Firewall Wizards mailing list archives

Re: Re: Code Red: What security specialist don't mention in warnings(Frank Knobbe)


From: Darren Reed <darrenr () reed wattle id au>
Date: Wed, 8 Aug 2001 10:00:43 +1000 (EST)

In some email I received from Adam Shostack, sie wrote:

Clearly, you don't understand my message.  If you look at the tools I
mentioned, you'll see that they are code scanners, not vulnerability
scanners.   A code scanner (ITS4, RATS) examines the source code to an 
app to find calls to dangerous functions, etc.

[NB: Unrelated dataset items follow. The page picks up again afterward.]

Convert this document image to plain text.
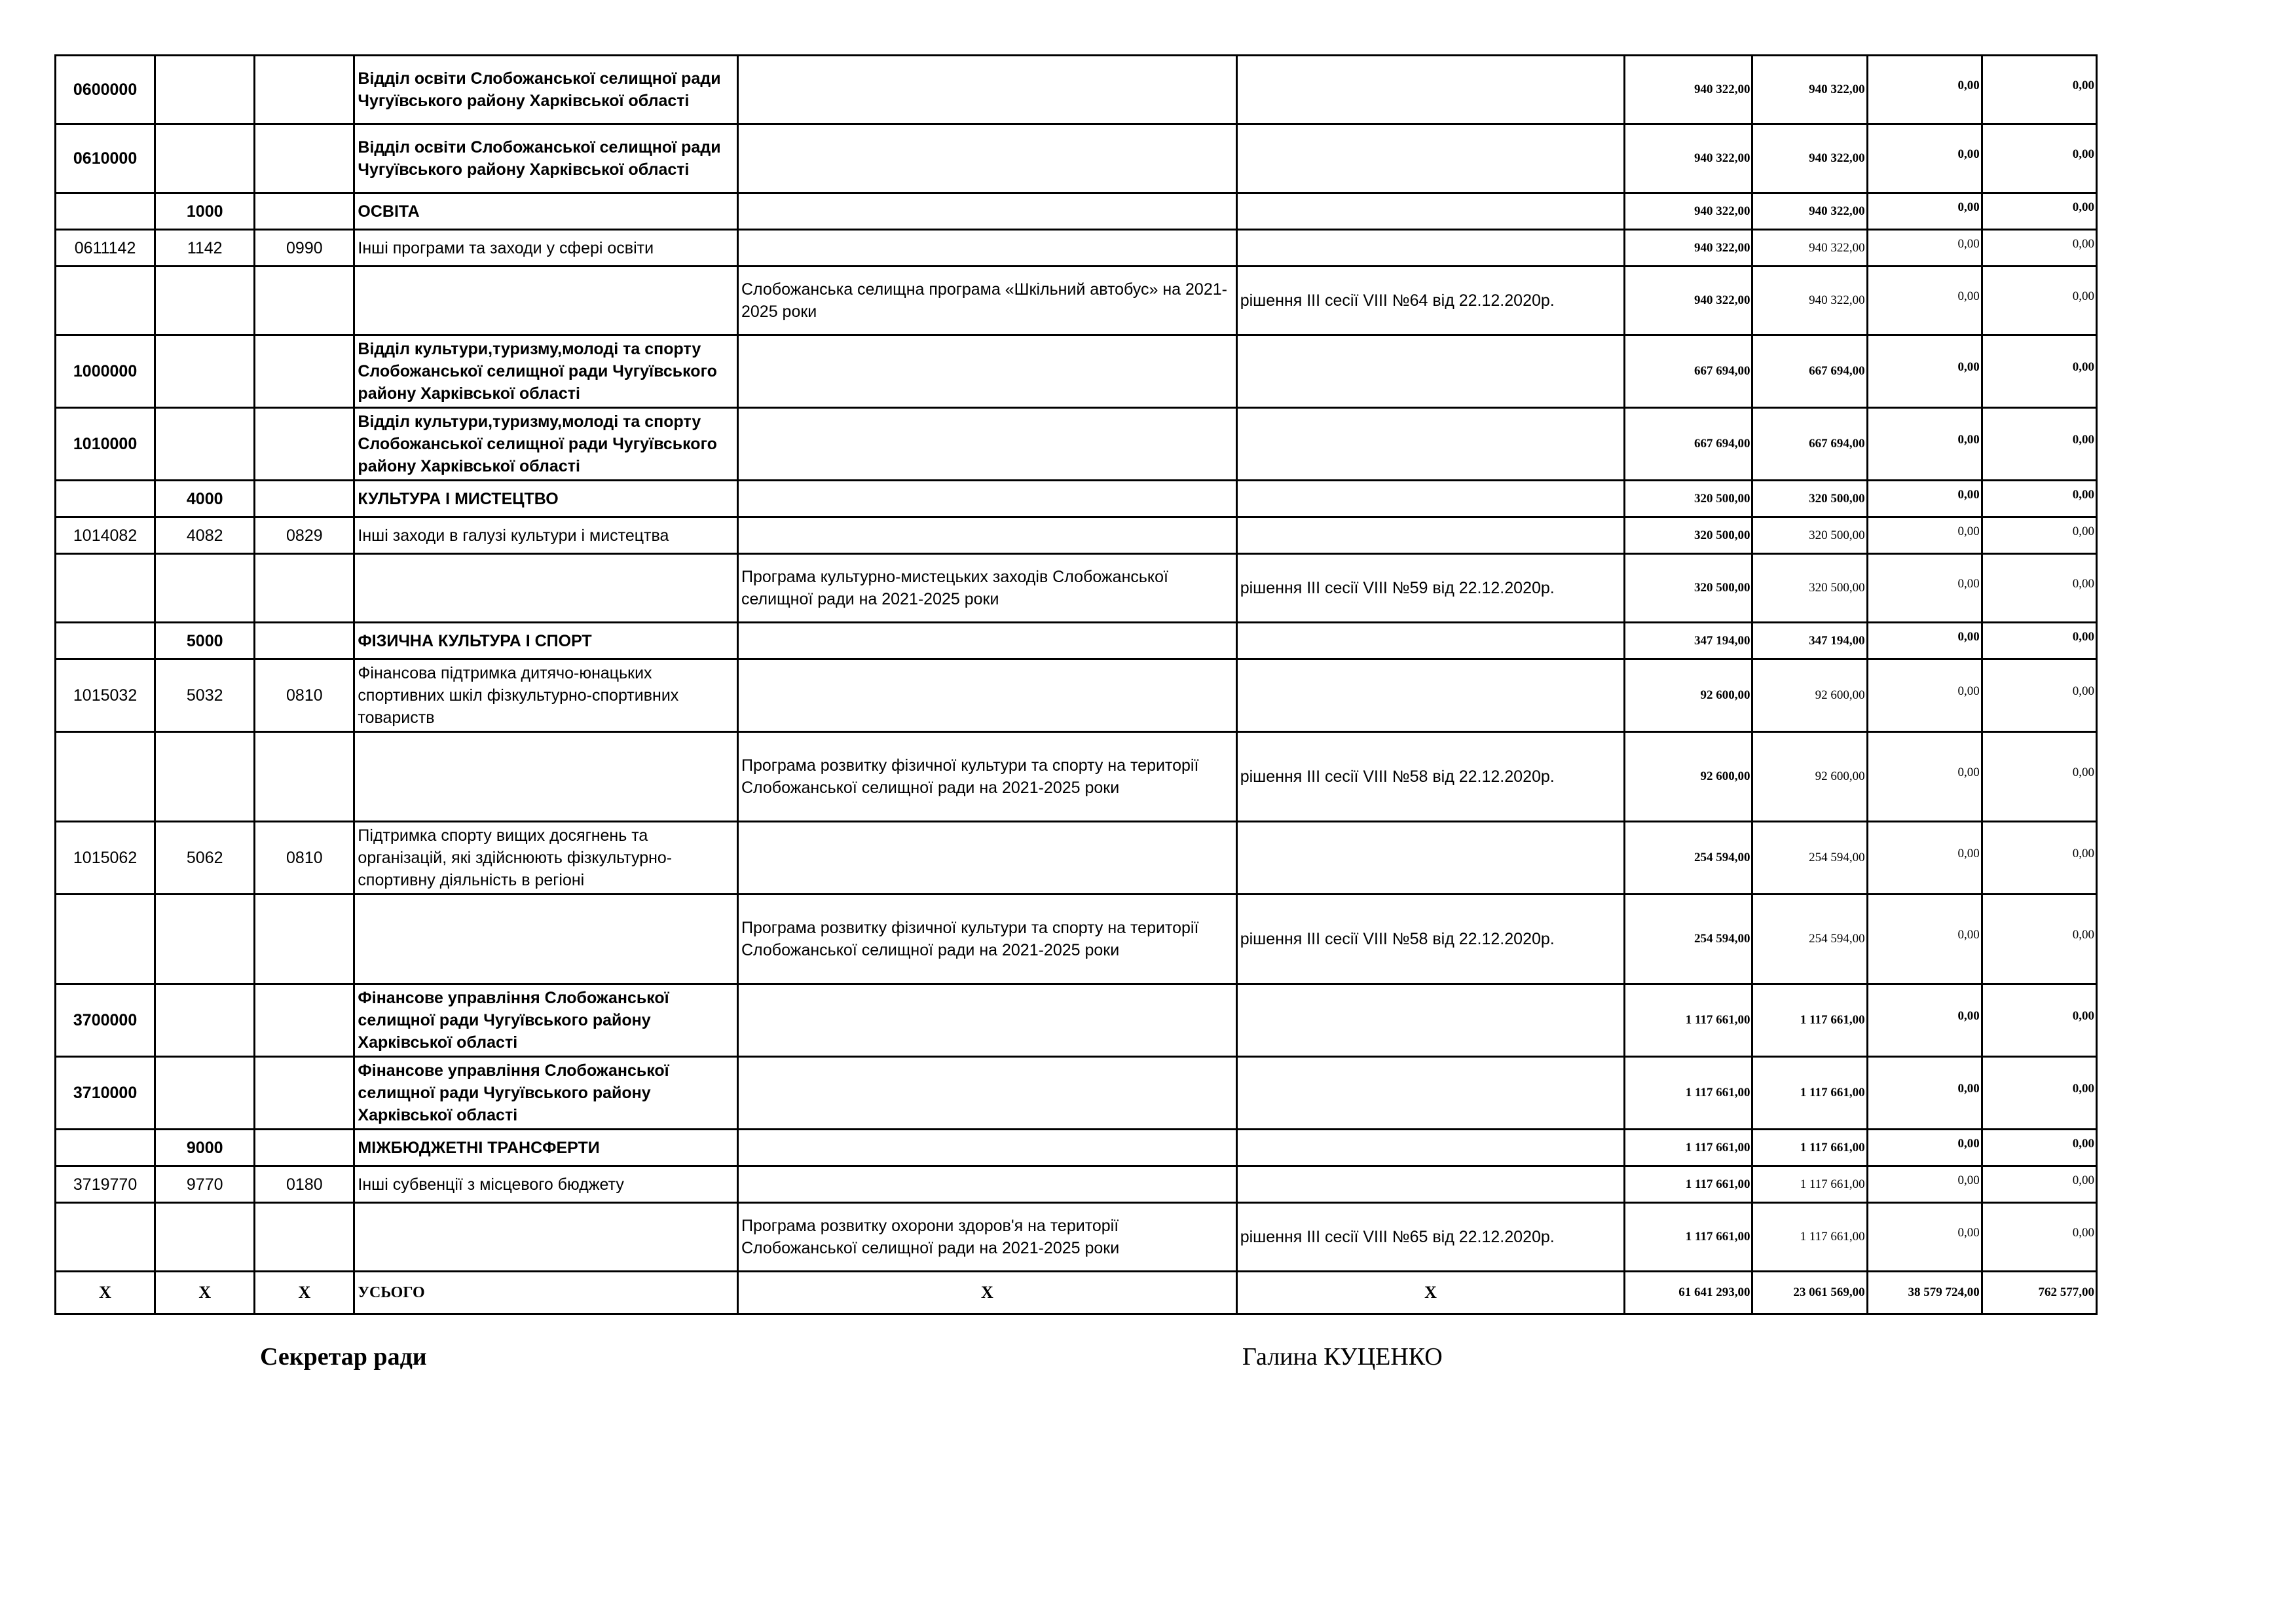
0600000			Відділ освіти Слобожанської селищної ради Чугуївського району Харківської області			940 322,00	940 322,00	0,00	0,00
0610000			Відділ освіти Слобожанської селищної ради Чугуївського району Харківської області			940 322,00	940 322,00	0,00	0,00
	1000		ОСВІТА			940 322,00	940 322,00	0,00	0,00
0611142	1142	0990	Інші програми та заходи у сфері освіти			940 322,00	940 322,00	0,00	0,00
				Слобожанська селищна програма «Шкільний автобус» на 2021-2025 роки	рішення ІІІ сесії VІІІ №64 від 22.12.2020р.	940 322,00	940 322,00	0,00	0,00
1000000			Відділ культури,туризму,молоді та спорту Слобожанської селищної ради Чугуївського району Харківської області			667 694,00	667 694,00	0,00	0,00
1010000			Відділ культури,туризму,молоді та спорту Слобожанської селищної ради Чугуївського району Харківської області			667 694,00	667 694,00	0,00	0,00
	4000		КУЛЬТУРА І МИСТЕЦТВО			320 500,00	320 500,00	0,00	0,00
1014082	4082	0829	Інші заходи в галузі культури і мистецтва			320 500,00	320 500,00	0,00	0,00
				Програма культурно-мистецьких заходів Слобожанської селищної ради на 2021-2025 роки	рішення ІІІ сесії VІІІ №59 від 22.12.2020р.	320 500,00	320 500,00	0,00	0,00
	5000		ФІЗИЧНА КУЛЬТУРА І СПОРТ			347 194,00	347 194,00	0,00	0,00
1015032	5032	0810	Фінансова підтримка дитячо-юнацьких спортивних шкіл фізкультурно-спортивних товариств			92 600,00	92 600,00	0,00	0,00
				Програма розвитку фізичної культури та спорту на території Слобожанської селищної ради на 2021-2025 роки	рішення ІІІ сесії VІІІ №58 від 22.12.2020р.	92 600,00	92 600,00	0,00	0,00
1015062	5062	0810	Підтримка спорту вищих досягнень та організацій, які здійснюють фізкультурно-спортивну діяльність в регіоні			254 594,00	254 594,00	0,00	0,00
				Програма розвитку фізичної культури та спорту на території Слобожанської селищної ради на 2021-2025 роки	рішення ІІІ сесії VІІІ №58 від 22.12.2020р.	254 594,00	254 594,00	0,00	0,00
3700000			Фінансове управління Слобожанської селищної ради Чугуївського району Харківської області			1 117 661,00	1 117 661,00	0,00	0,00
3710000			Фінансове управління Слобожанської селищної ради Чугуївського району Харківської області			1 117 661,00	1 117 661,00	0,00	0,00
	9000		МІЖБЮДЖЕТНІ ТРАНСФЕРТИ			1 117 661,00	1 117 661,00	0,00	0,00
3719770	9770	0180	Інші субвенції з місцевого бюджету			1 117 661,00	1 117 661,00	0,00	0,00
				Програма розвитку охорони здоров'я на території Слобожанської селищної ради на 2021-2025 роки	рішення ІІІ сесії VІІІ №65 від 22.12.2020р.	1 117 661,00	1 117 661,00	0,00	0,00
Х	Х	Х	УСЬОГО	Х	Х	61 641 293,00	23 061 569,00	38 579 724,00	762 577,00
Секретар ради	Галина КУЦЕНКО
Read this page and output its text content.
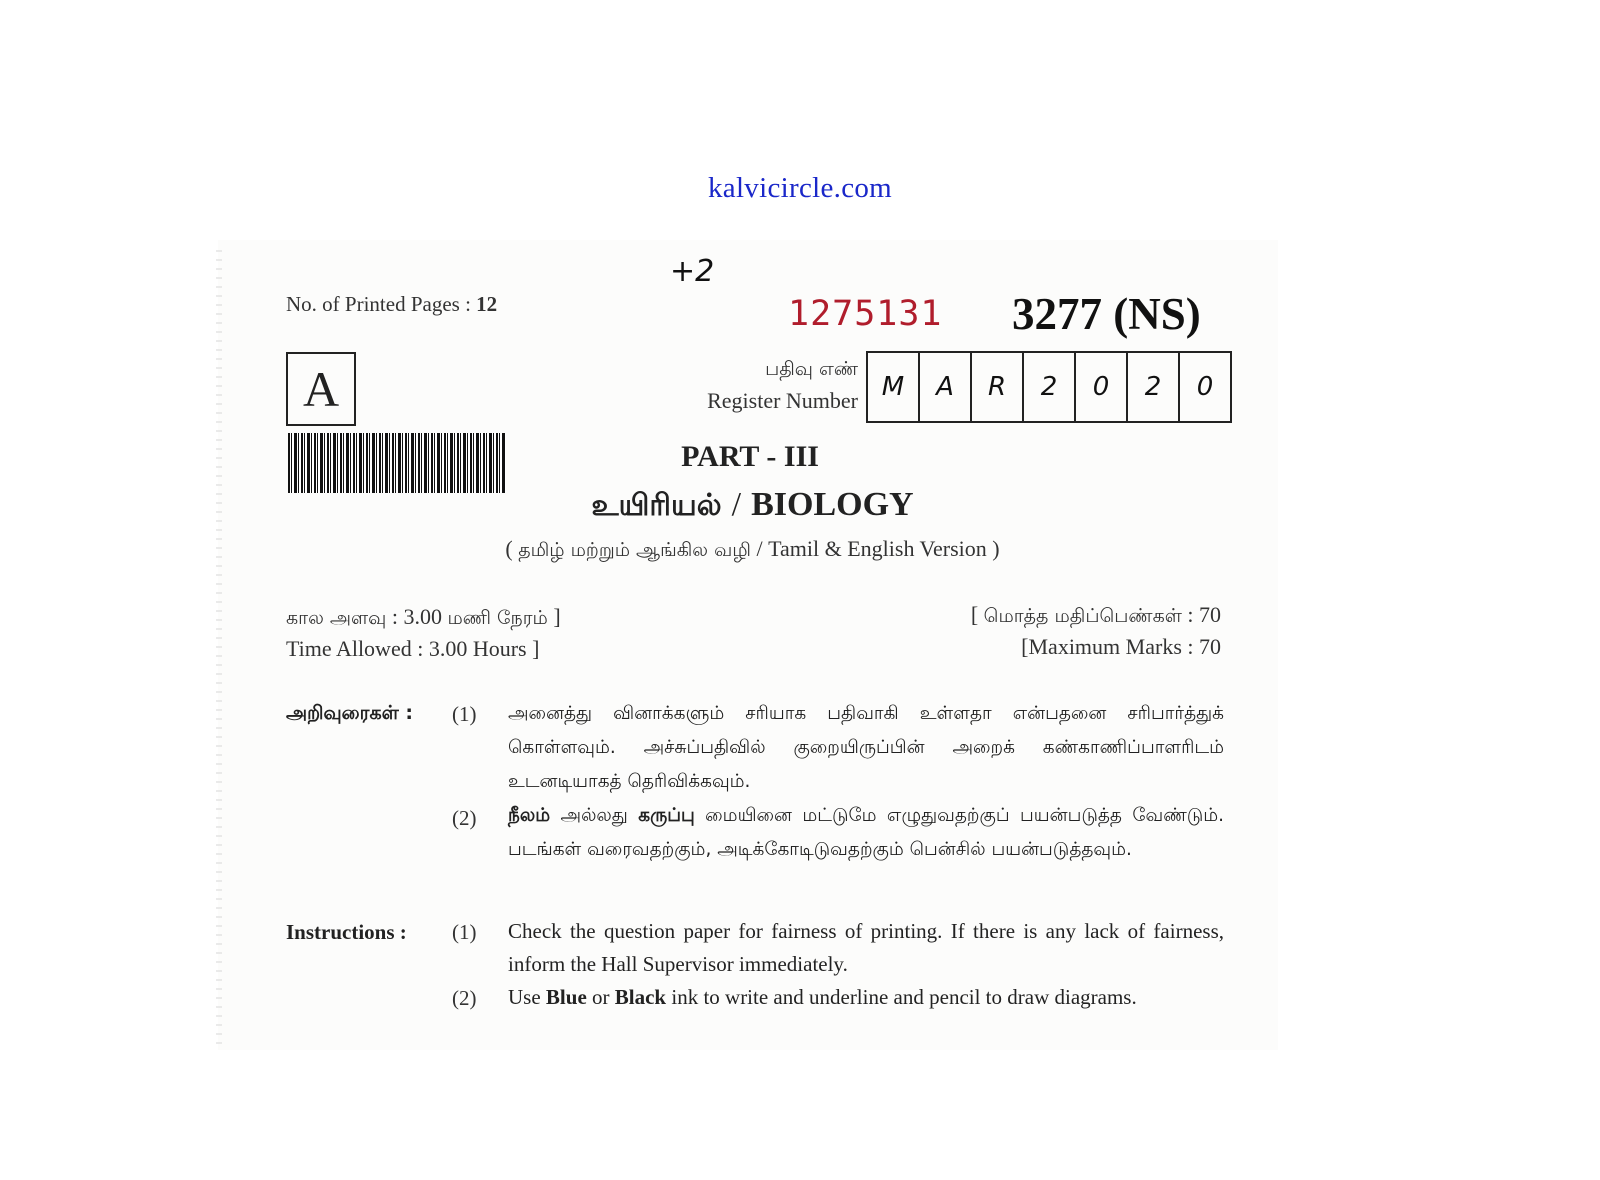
kalvicircle.com
+2
No. of Printed Pages : 12	1275131 3277 (NS)
A	பதிவு எண்
Register Number M	A	R	2	0	2	0
PART - III
உயிரியல் / BIOLOGY
( தமிழ் மற்றும் ஆங்கில வழி / Tamil & English Version )
கால அளவு : 3.00 மணி நேரம் ]
Time Allowed : 3.00 Hours ]
[ மொத்த மதிப்பெண்கள் : 70
[Maximum Marks : 70
அறிவுரைகள் : (1) அனைத்து வினாக்களும் சரியாக பதிவாகி உள்ளதா என்பதனை சரிபார்த்துக் கொள்ளவும். அச்சுப்பதிவில் குறையிருப்பின் அறைக் கண்காணிப்பாளரிடம் உடனடியாகத் தெரிவிக்கவும்.
(2) நீலம் அல்லது கருப்பு மையினை மட்டுமே எழுதுவதற்குப் பயன்படுத்த வேண்டும். படங்கள் வரைவதற்கும், அடிக்கோடிடுவதற்கும் பென்சில் பயன்படுத்தவும்.
Instructions : (1) Check the question paper for fairness of printing. If there is any lack of fairness, inform the Hall Supervisor immediately.
(2) Use Blue or Black ink to write and underline and pencil to draw diagrams.
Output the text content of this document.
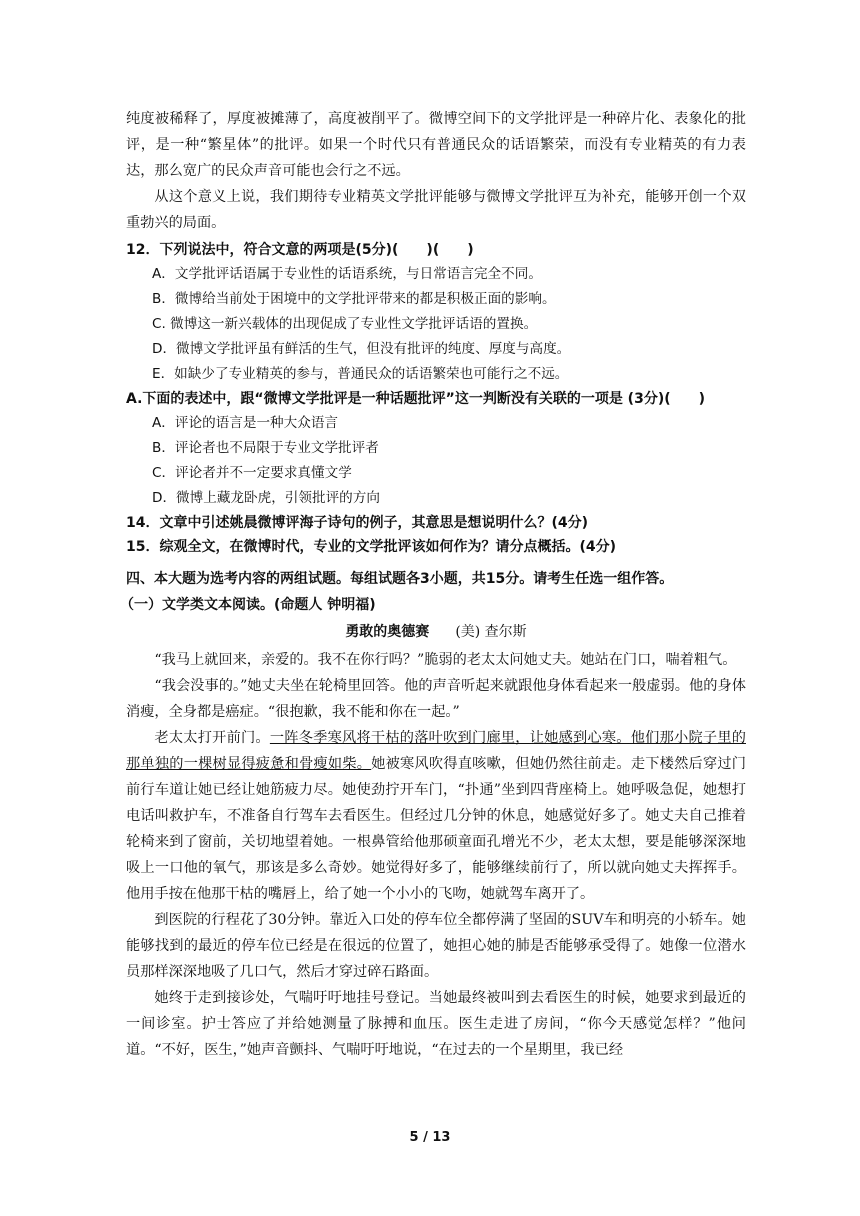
纯度被稀释了，厚度被摊薄了，高度被削平了。微博空间下的文学批评是一种碎片化、表象化的批评，是一种“繁星体”的批评。如果一个时代只有普通民众的话语繁荣，而没有专业精英的有力表达，那么宽广的民众声音可能也会行之不远。

从这个意义上说，我们期待专业精英文学批评能够与微博文学批评互为补充，能够开创一个双重勃兴的局面。

12．下列说法中，符合文意的两项是(5分)(　　)(　　)

A．文学批评话语属于专业性的话语系统，与日常语言完全不同。

B．微博给当前处于困境中的文学批评带来的都是积极正面的影响。

C. 微博这一新兴载体的出现促成了专业性文学批评话语的置换。

D．微博文学批评虽有鲜活的生气，但没有批评的纯度、厚度与高度。

E．如缺少了专业精英的参与，普通民众的话语繁荣也可能行之不远。

A.下面的表述中，跟“微博文学批评是一种话题批评”这一判断没有关联的一项是 (3分)(　　)

A．评论的语言是一种大众语言

B．评论者也不局限于专业文学批评者

C．评论者并不一定要求真懂文学

D．微博上藏龙卧虎，引领批评的方向

14．文章中引述姚晨微博评海子诗句的例子，其意思是想说明什么？(4分)

15．综观全文，在微博时代，专业的文学批评该如何作为？请分点概括。(4分)

四、本大题为选考内容的两组试题。每组试题各3小题，共15分。请考生任选一组作答。

（一）文学类文本阅读。(命题人 钟明福)

勇敢的奥德赛 (美) 查尔斯

“我马上就回来，亲爱的。我不在你行吗？”脆弱的老太太问她丈夫。她站在门口，喘着粗气。

“我会没事的。”她丈夫坐在轮椅里回答。他的声音听起来就跟他身体看起来一般虚弱。他的身体消瘦，全身都是癌症。“很抱歉，我不能和你在一起。”

老太太打开前门。一阵冬季寒风将干枯的落叶吹到门廊里，让她感到心寒。他们那小院子里的那单独的一棵树显得疲惫和骨瘦如柴。她被寒风吹得直咳嗽，但她仍然往前走。走下楼然后穿过门前行车道让她已经让她筋疲力尽。她使劲拧开车门，“扑通”坐到四背座椅上。她呼吸急促，她想打电话叫救护车，不准备自行驾车去看医生。但经过几分钟的休息，她感觉好多了。她丈夫自己推着轮椅来到了窗前，关切地望着她。一根鼻管给他那硕童面孔增光不少，老太太想，要是能够深深地吸上一口他的氧气，那该是多么奇妙。她觉得好多了，能够继续前行了，所以就向她丈夫挥挥手。他用手按在他那干枯的嘴唇上，给了她一个小小的飞吻，她就驾车离开了。

到医院的行程花了30分钟。靠近入口处的停车位全都停满了坚固的SUV车和明亮的小轿车。她能够找到的最近的停车位已经是在很远的位置了，她担心她的肺是否能够承受得了。她像一位潜水员那样深深地吸了几口气，然后才穿过碎石路面。

她终于走到接诊处，气喘吁吁地挂号登记。当她最终被叫到去看医生的时候，她要求到最近的一间诊室。护士答应了并给她测量了脉搏和血压。医生走进了房间，“你今天感觉怎样？”他问道。“不好，医生，”她声音颤抖、气喘吁吁地说，“在过去的一个星期里，我已经

5 / 13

Ah yes, that was my fault.  I saw the word "scanner" and immeadiately
thought of vulnerability scanner (not source code).  Given that I now
have a better understanding of what you meant (blinkers are off), I do
agree with the things you were saying.

[...]
Regression testing only looks for bugs that have been found before, to 
ensure that you don't regress.

That is important.  Regression testing should also ensure things continue
to work, as well as not work.

Unit tests, in my experience, fall
into two sets; those written by the engineer who wrote the code, which 
never find anything until the code is handed over to someone else,
because the engineer already dealt with the cases that he wrote tests
for, and those written by a junior QA guy, which find fenceposts, and
off-by-one and that sort of thing.  Neither tends to find security
flaws, unless you have a really unusual person writing the tests.

Given my experience as a s/w engineer, I can say that unless you have
someone else writing the tests, you're not likely to find half the problems.

Testing absurd input, like passing strings with linefeeds in them to
getpwnam() or making environment variables (where used) 4K long with
junk content, etc, needs to become part of the standard unit testing.